États-Unis : métis is beautiful !
Hier, les métis passaient pour des traîtres. Ils sont aujourd’hui les hérauts d’une Amérique postraciale. Et leur nombre croît de manière spectaculaire. Surtout chez les jeunes.
C’est la minorité arc-en-ciel de l’Amérique. Dans un pays où franchir la color line a longtemps été presque impossible – un véritable tabou –, beaucoup n’hésitent plus désormais à afficher leur origine multiethnique. Avec un président à leur image, le nombre et la jeunesse pour eux, les métis ont le vent en poupe.
Quelques chiffres. Aux États-Unis, un mariage sur sept unit aujourd’hui des conjoints de races différentes. Un record. Certes, les Américains ne sont encore que 9 millions – soit 2,9 % de la population – à se déclarer « multiraciaux », selon la terminologie en vigueur ici, mais ils croissent et se multiplient à vitesse grand V : + 32 % depuis 2000, selon les chiffres du dernier recensement (2010).
Encore plus remarquable, la progression de cette minorité dans les États jusqu’ici les plus réfractaires, ceux du Deep South notamment. Dans le Mississippi, le nombre des mariages mixtes a littéralement explosé. La plupart unissent un Noir et un Blanc, alors que ce type d’union était illégal jusqu’en 1967. À Hawaii, État dont Barack Obama est originaire, les métis représentent 23,6 % de la population. Et le pourcentage est à peine inférieur en Californie. Une minilame de fond démographique.
Les métis bénéficient en outre d’une visibilité accrue. Ils ont désormais leurs produits de beauté, leurs sites de rencontre et leurs « cercles de sociabilité » dans les universités. Bref, ils sont très à la mode. Les publicités, les films et les séries télé mettent systématiquement en scène des acteurs à l’origine ethnique ambiguë. Logiquement, des superstars métisses ont émergé, comme Mariah Carey, Tiger Woods ou Soledad O’Brien, présentatrice vedette à la télévision. Avec naturellement, en point d’orgue, l’élection de Barack Obama, qui est de père kényan et de mère blanche américaine, même si lui-même se définit comme noir.
Statistiques. Comme le dit cette enseignante de l’Université Stanford, « l’imaginaire national a radicalement changé ces dernières années. Autrefois perçus comme des traîtres, les métis sont désormais célébrés comme des hérauts. La solution du problème racial aux États-Unis passe par eux ». En un mot comme en cent, « métis is beautiful. »

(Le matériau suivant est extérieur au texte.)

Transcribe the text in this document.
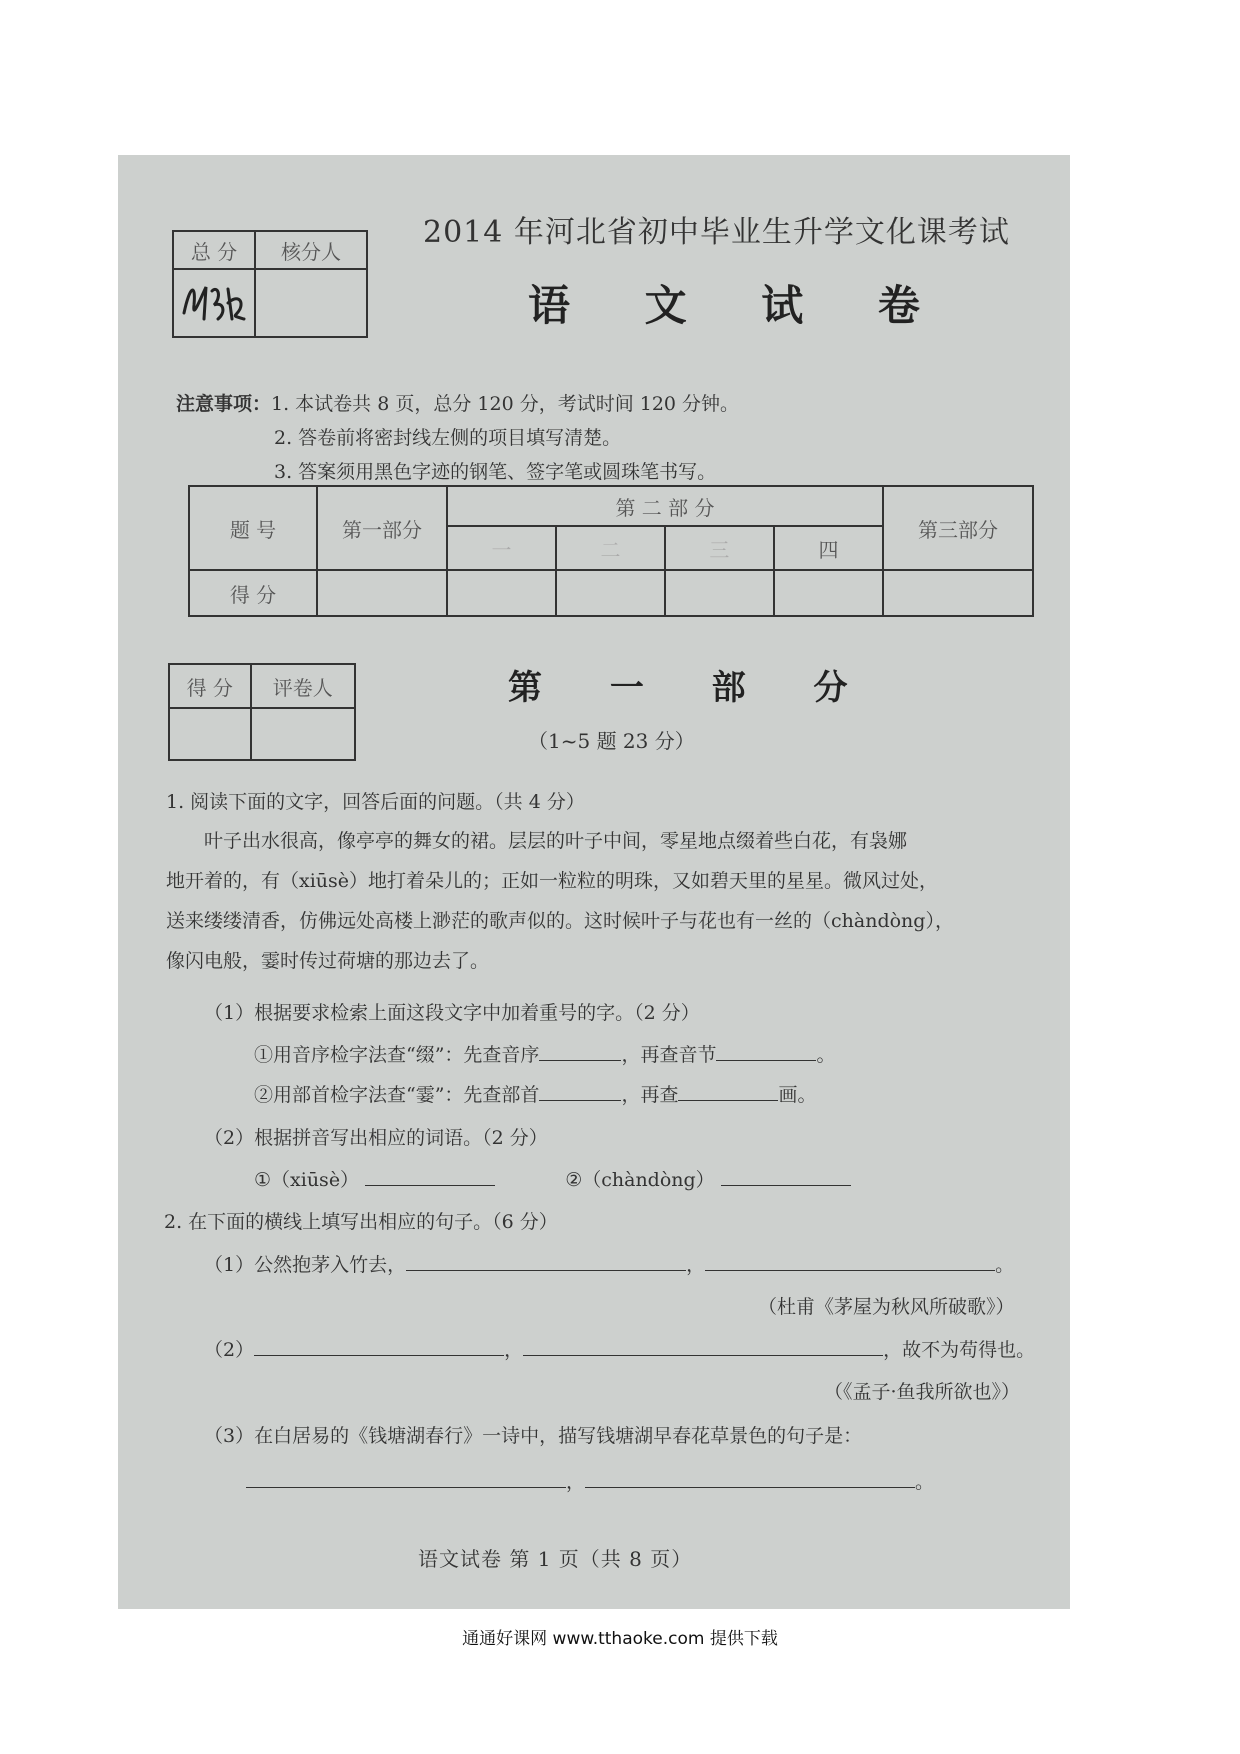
总 分	核分人

2014 年河北省初中毕业生升学文化课考试
语 文 试 卷
注意事项：1. 本试卷共 8 页，总分 120 分，考试时间 120 分钟。
2. 答卷前将密封线左侧的项目填写清楚。
3. 答案须用黑色字迹的钢笔、签字笔或圆珠笔书写。
题 号	第一部分	第 二 部 分				第三部分
		一	二	三	四	
得 分						
得 分	评卷人
		第 一 部 分
（1~5 题 23 分）
1. 阅读下面的文字，回答后面的问题。（共 4 分）
叶子出水很高，像亭亭的舞女的裙。层层的叶子中间，零星地点缀着些白花，有袅娜
地开着的，有（xiūsè）地打着朵儿的；正如一粒粒的明珠，又如碧天里的星星。微风过处，
送来缕缕清香，仿佛远处高楼上渺茫的歌声似的。这时候叶子与花也有一丝的（chàndòng），
像闪电般，霎时传过荷塘的那边去了。
（1）根据要求检索上面这段文字中加着重号的字。（2 分）
①用音序检字法查“缀”：先查音序	，再查音节	。
②用部首检字法查“霎”：先查部首	，再查	画。
（2）根据拼音写出相应的词语。（2 分）
①（xiūsè）	②（chàndòng）
2. 在下面的横线上填写出相应的句子。（6 分）
（1）公然抱茅入竹去，	，	。
（杜甫《茅屋为秋风所破歌》）
（2）	，	，故不为苟得也。
（《孟子·鱼我所欲也》）
（3）在白居易的《钱塘湖春行》一诗中，描写钱塘湖早春花草景色的句子是：
，	。
语文试卷 第 1 页（共 8 页）
通通好课网 www.tthaoke.com 提供下载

Même si beaucoup reste à faire, les catégories statistiques elles-mêmes commencent à évoluer pour tenir compte du phénomène. Depuis 2000, il est enfin possible pour un Américain de cocher plusieurs cases lors du recensement. Par exemple : Noir et Asiatique. Ou bien : Blanc et Latino. Les candidats à l’entrée dans les très chères et très sélectives universités américaines ont aussi, depuis l’an dernier, davantage de latitude pour s’identifier ethniquement. L’enjeu n’est pas mince.
En raison des politiques de discrimination positive mises en place pour faciliter l’accès des minorités aux établissements universitaires, être d’origine multiethnique est un plus. Alors, pour un candidat, la tentation peut être grande d’invoquer une origine ethnique imaginaire. En tout cas très lointaine. Avec pour conséquence un risque d’éviction des candidats issus d’autres minorités, africaine-américaine en particulier, alors que ces dernières sont censées être les premières bénéficiaires des politiques d’affirmative action. Ce n’est évidemment pas un hasard si à l’Université Rice, au Texas, le nombre des candidats se présentant comme multiraciaux est passé l’an dernier de 8 à 564…
Cette Amérique métisse a aussi ses détracteurs. Certains lui reprochent de diluer l’influence des minorités – notamment africaine-américaine – et d’empêcher tout rattrapage économique. « C’est moins au dépassement de la notion de race auquel nous assistons qu’à sa balkanisation, avec l’émergence d’une nouvelle tribu, celle des métis », commente un politologue.
Il n’empêche : de plus en plus de jeunes Américains choisissent de s’identifier comme bon leur semble. Brouillant les repères raciaux hérités d’une histoire douloureuse, ils préparent en douceur l’Amérique postraciale de demain. Ou plutôt d’après-demain.